We need to find the spin-only magnetic moment of the compound with the strongest oxidising power among $$Mn_2O_3$$, TiO, and VO.

In $$Mn_2O_3$$, Mn is in the +3 oxidation state as shown by $$2x + 3(-2) = 0 \Rightarrow x = +3$$, while in TiO and VO, Ti and V are both in the +2 oxidation state.

$$Mn^{3+}$$ in $$Mn_2O_3$$ is the strongest oxidising agent because it has the highest reduction potential among the three. It readily accepts an electron to become the stable $$Mn^{2+}$$ (d$$^5$$, half-filled), whereas $$Ti^{2+}$$ and $$V^{2+}$$ act as better reducing agents.

The electronic configuration of Mn is [Ar] 3d$$^5$$ 4s$$^2$$, so for $$Mn^{3+}$$ it becomes [Ar] 3d$$^4$$.

Because the oxide ion ($$O^{2-}$$) is a weak-field ligand, $$Mn^{3+}$$ in $$Mn_2O_3$$ remains high-spin. A high-spin d$$^4$$ configuration has all four electrons unpaired by Hund’s rule, giving $$n = 4$$ unpaired electrons.
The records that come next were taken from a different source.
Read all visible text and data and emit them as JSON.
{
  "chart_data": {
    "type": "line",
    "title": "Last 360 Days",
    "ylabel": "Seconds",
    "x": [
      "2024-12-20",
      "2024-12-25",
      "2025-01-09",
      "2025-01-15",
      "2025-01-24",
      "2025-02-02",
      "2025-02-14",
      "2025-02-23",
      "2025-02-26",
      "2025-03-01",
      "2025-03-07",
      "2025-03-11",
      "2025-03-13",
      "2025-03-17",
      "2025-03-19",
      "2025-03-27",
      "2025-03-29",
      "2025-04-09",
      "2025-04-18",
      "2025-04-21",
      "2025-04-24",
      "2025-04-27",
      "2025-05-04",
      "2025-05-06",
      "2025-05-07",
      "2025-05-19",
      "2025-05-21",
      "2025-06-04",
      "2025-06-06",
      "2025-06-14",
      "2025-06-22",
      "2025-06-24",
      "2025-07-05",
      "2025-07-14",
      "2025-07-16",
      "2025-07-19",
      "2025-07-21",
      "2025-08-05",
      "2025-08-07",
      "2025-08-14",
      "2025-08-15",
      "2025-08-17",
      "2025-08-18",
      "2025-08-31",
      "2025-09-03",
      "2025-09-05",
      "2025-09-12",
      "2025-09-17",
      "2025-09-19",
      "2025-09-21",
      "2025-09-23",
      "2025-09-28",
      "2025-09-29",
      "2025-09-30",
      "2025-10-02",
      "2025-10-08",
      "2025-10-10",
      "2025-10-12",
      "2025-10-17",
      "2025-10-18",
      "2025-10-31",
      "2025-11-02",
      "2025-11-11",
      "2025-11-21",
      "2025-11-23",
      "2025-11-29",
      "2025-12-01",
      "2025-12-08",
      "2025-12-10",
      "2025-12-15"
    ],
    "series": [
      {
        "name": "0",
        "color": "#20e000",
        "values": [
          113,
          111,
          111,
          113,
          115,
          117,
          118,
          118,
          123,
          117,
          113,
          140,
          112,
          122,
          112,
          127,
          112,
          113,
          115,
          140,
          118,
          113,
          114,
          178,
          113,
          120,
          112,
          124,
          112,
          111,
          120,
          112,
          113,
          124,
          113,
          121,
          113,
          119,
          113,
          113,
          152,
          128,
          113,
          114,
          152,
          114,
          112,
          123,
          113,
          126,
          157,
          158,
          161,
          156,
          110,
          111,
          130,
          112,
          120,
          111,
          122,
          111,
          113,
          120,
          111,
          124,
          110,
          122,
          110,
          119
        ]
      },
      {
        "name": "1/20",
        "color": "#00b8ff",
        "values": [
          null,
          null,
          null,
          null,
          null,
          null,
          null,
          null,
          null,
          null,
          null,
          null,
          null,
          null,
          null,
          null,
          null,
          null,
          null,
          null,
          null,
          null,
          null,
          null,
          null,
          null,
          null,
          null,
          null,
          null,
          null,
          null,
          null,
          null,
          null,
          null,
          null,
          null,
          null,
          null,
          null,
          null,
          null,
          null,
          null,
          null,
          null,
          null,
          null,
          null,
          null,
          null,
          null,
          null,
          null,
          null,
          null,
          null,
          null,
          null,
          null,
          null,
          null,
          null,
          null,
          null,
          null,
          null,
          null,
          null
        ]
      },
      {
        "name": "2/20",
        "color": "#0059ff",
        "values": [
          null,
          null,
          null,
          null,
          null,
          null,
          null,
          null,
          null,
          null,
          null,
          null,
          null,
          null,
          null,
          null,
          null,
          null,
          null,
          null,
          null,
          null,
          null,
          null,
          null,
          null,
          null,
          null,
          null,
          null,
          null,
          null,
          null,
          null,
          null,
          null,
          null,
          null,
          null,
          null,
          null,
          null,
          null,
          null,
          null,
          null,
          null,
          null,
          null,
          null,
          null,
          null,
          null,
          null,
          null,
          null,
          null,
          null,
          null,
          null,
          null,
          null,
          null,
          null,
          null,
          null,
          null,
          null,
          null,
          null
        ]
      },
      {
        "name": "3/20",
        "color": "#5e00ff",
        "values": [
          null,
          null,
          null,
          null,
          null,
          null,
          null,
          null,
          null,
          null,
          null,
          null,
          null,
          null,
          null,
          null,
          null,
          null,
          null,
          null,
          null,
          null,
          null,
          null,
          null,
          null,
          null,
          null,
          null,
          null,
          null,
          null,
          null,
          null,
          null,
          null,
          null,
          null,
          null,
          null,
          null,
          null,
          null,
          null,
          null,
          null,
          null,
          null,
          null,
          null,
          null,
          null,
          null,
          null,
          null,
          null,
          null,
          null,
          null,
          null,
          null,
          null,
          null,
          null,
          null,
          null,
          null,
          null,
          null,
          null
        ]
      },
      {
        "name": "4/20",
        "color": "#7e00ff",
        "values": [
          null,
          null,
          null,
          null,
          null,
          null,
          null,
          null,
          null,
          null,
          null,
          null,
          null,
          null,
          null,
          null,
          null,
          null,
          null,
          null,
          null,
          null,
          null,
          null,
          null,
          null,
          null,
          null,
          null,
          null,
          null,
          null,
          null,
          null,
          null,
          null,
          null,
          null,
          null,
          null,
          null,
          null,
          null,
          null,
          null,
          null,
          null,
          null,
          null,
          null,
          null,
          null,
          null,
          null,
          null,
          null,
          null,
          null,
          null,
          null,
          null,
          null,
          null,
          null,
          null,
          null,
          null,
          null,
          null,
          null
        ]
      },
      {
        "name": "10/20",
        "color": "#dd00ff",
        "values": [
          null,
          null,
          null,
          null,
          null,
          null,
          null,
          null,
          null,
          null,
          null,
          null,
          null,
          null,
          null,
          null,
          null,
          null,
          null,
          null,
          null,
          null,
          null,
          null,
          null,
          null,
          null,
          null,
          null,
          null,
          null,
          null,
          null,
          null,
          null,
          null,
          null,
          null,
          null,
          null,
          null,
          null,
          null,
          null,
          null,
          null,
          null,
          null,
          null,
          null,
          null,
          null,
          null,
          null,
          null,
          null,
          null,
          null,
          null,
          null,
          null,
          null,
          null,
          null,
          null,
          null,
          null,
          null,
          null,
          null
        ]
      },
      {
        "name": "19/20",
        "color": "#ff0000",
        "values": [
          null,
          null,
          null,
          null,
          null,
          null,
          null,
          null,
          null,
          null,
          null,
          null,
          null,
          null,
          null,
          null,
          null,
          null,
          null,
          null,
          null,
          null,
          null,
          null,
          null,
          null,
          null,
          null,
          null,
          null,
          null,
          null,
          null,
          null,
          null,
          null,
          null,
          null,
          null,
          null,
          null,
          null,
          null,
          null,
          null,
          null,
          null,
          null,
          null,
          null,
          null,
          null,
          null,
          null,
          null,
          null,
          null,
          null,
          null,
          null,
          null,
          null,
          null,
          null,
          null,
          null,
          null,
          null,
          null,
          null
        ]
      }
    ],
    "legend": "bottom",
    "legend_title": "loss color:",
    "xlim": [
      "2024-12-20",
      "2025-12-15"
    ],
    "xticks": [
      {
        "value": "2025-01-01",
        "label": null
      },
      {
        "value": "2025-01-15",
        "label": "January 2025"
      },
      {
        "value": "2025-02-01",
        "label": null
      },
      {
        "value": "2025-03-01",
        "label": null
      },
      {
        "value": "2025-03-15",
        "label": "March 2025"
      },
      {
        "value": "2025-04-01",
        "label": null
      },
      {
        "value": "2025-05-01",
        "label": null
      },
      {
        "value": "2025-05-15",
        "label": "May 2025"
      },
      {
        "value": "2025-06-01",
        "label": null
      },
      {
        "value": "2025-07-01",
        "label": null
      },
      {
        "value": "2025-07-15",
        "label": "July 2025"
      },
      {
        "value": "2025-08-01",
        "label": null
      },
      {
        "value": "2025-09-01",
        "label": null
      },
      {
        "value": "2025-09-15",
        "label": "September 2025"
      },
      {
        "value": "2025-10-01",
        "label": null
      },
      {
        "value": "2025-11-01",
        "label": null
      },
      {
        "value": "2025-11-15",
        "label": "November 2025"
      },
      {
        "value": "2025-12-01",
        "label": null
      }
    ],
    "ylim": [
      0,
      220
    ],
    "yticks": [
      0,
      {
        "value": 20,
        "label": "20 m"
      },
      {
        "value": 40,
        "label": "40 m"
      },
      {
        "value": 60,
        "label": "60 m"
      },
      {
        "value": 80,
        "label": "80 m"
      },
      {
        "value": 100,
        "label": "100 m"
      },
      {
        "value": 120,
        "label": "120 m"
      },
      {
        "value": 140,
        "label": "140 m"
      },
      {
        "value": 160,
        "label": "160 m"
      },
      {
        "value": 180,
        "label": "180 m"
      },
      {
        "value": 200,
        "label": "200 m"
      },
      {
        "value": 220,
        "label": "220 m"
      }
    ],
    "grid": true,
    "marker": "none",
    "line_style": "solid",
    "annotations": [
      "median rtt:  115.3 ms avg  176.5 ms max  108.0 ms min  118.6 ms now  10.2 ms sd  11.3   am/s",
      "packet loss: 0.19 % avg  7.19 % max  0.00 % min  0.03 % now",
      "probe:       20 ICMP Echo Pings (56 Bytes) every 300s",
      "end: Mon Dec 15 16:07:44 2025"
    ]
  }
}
The spin-only magnetic moment is given by the formula

$$ \mu = \sqrt{n(n+2)} \text{ BM} $$

where $$n$$ is the number of unpaired electrons. Substituting $$n = 4$$ yields

$$ \mu = \sqrt{4(4+2)} = \sqrt{24} = 2\sqrt{6} \approx 4.90 \text{ BM} $$

Nearest integer: 5 BM.

The answer is 5.